The current epoch, now ending, began in the 17th century with the apocalyptic ideas of Bacon and Newton, who both wrote commentaries on Daniel and Revelation. The emerging epoch, whose character remains unclear, if it even is to have a character, will begin at the only place there is to begin after the apocalypse: Genesis.

I’ve been translating בראשית. At first I thought it was only a literary exercise. I was trying to express the concision of the Hebrew prose, which is lost in other English translations (almost all of which are variations on the wordy KJV). Now I understand my translation in broader terms as a political and poetic project at the heart of founding or discovering new regimes of truth, a parallel task to the hunt for the missing surrealists. Or, perhaps, the same task.

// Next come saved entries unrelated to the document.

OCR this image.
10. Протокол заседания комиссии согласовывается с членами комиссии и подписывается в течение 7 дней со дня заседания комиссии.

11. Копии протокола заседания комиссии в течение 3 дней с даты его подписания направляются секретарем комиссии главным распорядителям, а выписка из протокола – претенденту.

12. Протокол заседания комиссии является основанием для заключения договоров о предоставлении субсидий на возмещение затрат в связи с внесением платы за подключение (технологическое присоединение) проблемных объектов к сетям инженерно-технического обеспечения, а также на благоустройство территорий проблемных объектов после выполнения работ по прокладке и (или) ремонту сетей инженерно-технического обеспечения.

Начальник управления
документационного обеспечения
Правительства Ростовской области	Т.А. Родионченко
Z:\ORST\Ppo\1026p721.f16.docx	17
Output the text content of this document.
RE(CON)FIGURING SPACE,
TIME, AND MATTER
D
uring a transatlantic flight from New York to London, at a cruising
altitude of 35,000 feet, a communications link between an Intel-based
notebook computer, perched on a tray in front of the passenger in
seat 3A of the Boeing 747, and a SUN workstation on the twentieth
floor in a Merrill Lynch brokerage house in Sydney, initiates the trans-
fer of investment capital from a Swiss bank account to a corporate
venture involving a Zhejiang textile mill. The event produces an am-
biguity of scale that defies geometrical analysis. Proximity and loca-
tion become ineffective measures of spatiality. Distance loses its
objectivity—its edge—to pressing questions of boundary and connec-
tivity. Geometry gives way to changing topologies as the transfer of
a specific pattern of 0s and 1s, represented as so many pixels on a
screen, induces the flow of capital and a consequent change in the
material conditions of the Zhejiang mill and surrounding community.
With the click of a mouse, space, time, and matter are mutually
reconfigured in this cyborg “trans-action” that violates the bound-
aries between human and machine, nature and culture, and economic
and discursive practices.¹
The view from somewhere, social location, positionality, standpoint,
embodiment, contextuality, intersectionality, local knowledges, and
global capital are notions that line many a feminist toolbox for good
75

Have you read Jacob Taubes’ letter to Armin Mohler? Of the highest importance now, along with Augustine’s Confessions, which of course end with instructions on how to read Genesis. What makes Taubes so vital is that he made sense of Schmitt and Mohler but knew Hebrew. (You agree that nothing new can be done in German.)

ευ πραττειν,
D

ps. I’ve enclosed the beginning of my translation and eagerly await your notes. When my choices are confusing, consult the old Greek. It is just as alive for me as the “original.” I reject proximity to origin as a criterion for truth.

pps. Please send updates on your canal research, if you can. And pass along my regards to your husband.